Disappointed with strategy of Open Source Code of Streaming model


        I am writing to you for ask , What is the way to make complaint about strategy of Open Source Code of Streaming model ?

       I bought WD Live Streaming, because this kind of products are recognized in market for politics of Open Source Code, and now, some parts of CODE, are encripted.

       Can you read this post ( http://forum.wdlxtv.com/viewtopic.php?f=31&t=6110&p=51260&hilit=streaming#p51259 ) and tell me what is the way to make a complaint about this ?

       Do you know if WD is evaluating open all source code ?



Well the GPL code is in the same place it has always been. http://support.wdc.com/product/download.asp?groupid=1011&sid=161&lang=en

Don’t know why you are disappointed.

They feel entitled to the proprietary code, too.

The OP doesn’t understand the difference between proprietary and open source code.

Well, he has a point. The LIVE-S has parts encrypted that weren’t with the old LIVE which apparently makes a modded firmware highly unlikely. No matter how I look at it, this makes no sense whatsoever.

It makes perfect sense from a business point of view.  

Those people quickly figured out how to run HUB code on the OLD WDTV Live…  basically that would make it a WDTV Live SMP (without WiFi)  thus stripping WD of revenue for upgrades…

 Like it or not, it’s revenue protection.


   But, Nobody told me what is the way to make a complain


Complain about what?

The open source code for the device is available for download. Under the GPL license you are entitled to have access to this code.

The proprietary code is just that, proprietary and is not available. You are not entitled to have access to this code either in source form or binary form.

Revenue protection is of course one point to consider. Still, I guess there are many people that won’t buy the device because it can’t be modded anymore so they loose even more potential business.

I’ve wondered, myself, how many people actually do modding.   I can’t help but think, due to the risk and complexity of much of that stuff, that it’s a rather small percentage…  

And from reading the WDLXTV forums, the mods most people are using are, with increasing frequency, being accomplished with the stock firmware or themes.

I’m guessing the only ones who know how common Modding is are the RMA depots …  from the people that RMA their boxes due to botched mods.  :)

WD may be a large prominent hard drive manufacturer; in the digital video market, the WD streaming boxes are a small market compared to the cable, satellite, internet streaming and the portable tablet market.

A number of chip manufacturers are competing in the digital video market marketplace; the most prominent are Sigma, Broadcom, STMicroelectronics. All three use the same design principles to achieve the same end result. A low powered CPU is used to display a GUI, and hardware digital video processing chips are designed compliant to the international digital video production and transmission standards.

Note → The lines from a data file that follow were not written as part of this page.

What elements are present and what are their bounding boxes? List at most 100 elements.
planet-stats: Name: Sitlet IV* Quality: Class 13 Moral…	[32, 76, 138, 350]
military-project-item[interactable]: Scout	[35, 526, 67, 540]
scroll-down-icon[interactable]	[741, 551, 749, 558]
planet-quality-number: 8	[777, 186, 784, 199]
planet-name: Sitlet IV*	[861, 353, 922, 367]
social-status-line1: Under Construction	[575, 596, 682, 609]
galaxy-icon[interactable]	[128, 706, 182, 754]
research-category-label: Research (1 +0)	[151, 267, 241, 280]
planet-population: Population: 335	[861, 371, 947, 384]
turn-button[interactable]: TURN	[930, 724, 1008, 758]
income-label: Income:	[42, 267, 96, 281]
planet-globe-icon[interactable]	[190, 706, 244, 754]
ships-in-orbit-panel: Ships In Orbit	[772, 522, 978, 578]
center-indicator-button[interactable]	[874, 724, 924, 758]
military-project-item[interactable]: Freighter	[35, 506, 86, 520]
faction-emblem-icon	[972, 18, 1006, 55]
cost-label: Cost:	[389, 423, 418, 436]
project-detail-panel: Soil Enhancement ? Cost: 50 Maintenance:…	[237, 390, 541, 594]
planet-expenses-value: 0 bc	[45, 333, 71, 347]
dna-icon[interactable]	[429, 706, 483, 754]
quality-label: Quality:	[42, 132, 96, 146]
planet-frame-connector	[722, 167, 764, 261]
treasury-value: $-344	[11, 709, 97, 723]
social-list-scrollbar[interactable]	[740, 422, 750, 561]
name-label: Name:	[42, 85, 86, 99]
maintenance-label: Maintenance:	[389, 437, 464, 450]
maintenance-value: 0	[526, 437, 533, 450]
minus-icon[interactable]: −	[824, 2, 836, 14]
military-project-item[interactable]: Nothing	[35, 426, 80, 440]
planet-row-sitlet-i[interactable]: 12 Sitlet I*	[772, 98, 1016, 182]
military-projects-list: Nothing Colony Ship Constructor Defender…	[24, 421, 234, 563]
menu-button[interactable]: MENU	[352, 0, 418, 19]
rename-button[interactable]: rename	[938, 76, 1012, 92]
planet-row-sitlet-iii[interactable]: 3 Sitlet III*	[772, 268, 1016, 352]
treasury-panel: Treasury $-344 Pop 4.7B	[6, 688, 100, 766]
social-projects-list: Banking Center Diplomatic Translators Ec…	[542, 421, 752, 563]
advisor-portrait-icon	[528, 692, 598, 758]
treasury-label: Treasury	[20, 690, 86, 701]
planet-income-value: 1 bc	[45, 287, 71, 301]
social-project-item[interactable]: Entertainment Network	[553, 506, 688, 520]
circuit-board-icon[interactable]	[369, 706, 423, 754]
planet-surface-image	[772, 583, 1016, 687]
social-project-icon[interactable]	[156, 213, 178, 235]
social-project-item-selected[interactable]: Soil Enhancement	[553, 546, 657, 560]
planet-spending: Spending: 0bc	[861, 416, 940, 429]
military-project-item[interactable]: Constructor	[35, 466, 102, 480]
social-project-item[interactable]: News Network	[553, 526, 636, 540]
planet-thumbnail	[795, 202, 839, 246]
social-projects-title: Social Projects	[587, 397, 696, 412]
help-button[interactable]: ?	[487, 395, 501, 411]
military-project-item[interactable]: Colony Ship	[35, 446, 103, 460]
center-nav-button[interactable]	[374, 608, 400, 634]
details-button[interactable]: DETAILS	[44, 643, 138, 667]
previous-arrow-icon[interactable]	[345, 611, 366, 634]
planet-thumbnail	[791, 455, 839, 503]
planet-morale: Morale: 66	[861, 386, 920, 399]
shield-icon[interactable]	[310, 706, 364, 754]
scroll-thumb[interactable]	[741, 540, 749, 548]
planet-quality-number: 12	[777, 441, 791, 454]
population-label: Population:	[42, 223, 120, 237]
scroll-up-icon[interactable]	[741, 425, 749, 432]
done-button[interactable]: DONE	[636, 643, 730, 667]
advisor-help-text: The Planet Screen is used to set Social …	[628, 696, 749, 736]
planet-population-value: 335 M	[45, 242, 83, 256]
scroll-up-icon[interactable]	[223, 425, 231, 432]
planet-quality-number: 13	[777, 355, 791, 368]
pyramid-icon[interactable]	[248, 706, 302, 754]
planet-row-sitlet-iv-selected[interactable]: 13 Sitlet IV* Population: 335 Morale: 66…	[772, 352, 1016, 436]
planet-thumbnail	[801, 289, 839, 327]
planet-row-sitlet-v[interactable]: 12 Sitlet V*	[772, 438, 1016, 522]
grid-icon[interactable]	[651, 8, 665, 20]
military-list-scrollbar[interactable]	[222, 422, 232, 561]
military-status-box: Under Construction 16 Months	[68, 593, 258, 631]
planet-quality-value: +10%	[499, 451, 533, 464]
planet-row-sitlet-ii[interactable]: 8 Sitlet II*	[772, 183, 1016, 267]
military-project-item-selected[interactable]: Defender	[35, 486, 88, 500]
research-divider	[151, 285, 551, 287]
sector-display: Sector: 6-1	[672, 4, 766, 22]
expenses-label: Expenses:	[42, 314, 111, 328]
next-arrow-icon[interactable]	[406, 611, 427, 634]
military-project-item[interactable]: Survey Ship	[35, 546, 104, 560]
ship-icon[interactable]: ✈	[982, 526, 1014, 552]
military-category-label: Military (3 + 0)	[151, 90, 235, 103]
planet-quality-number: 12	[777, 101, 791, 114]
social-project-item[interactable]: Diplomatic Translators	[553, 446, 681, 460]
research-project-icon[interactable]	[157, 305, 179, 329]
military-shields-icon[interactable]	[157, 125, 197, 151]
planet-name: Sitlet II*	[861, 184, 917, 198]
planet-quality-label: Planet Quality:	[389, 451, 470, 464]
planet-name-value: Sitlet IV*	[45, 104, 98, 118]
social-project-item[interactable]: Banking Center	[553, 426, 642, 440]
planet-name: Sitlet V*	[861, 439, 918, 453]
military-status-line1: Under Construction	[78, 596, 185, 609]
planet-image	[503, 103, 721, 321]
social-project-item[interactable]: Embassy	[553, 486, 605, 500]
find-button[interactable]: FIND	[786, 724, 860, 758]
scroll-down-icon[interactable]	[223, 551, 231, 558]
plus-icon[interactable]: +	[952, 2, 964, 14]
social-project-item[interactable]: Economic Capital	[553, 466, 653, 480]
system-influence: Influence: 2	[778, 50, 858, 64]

All a manufacturer is legally required to release is the GPL licensed software. All the video hardware chips manufacturers have the same policy; they will not release details of the dedicated digital video hardware chips or the hardware drivers. If they do then their competitors will reverse engineer their chips and gain a market advantage.

If virgin DVD and bluray disks are cleanly ripped then they will play through media streaming boxes. The re-occurring issue is that people are trying to play incompatible computer processed video through a hardware chip never designed for that purpose. If people lack the technical skills to process video through a computer, don’t complain when the hardware streaming boxes will not process the digital video.

The aftermarket reprogramming for any product is relatively small compared with the product sales. Judging by my visits to various forums, I would say well under 1%.  

All manufacturers use JTAG programming techniques. A competent programmer can recover any bricked box instantly using the original backup code. Unfortunately, most of the so called programmers circulating on the net are amateur code hackers lacking basic programming recovery skills.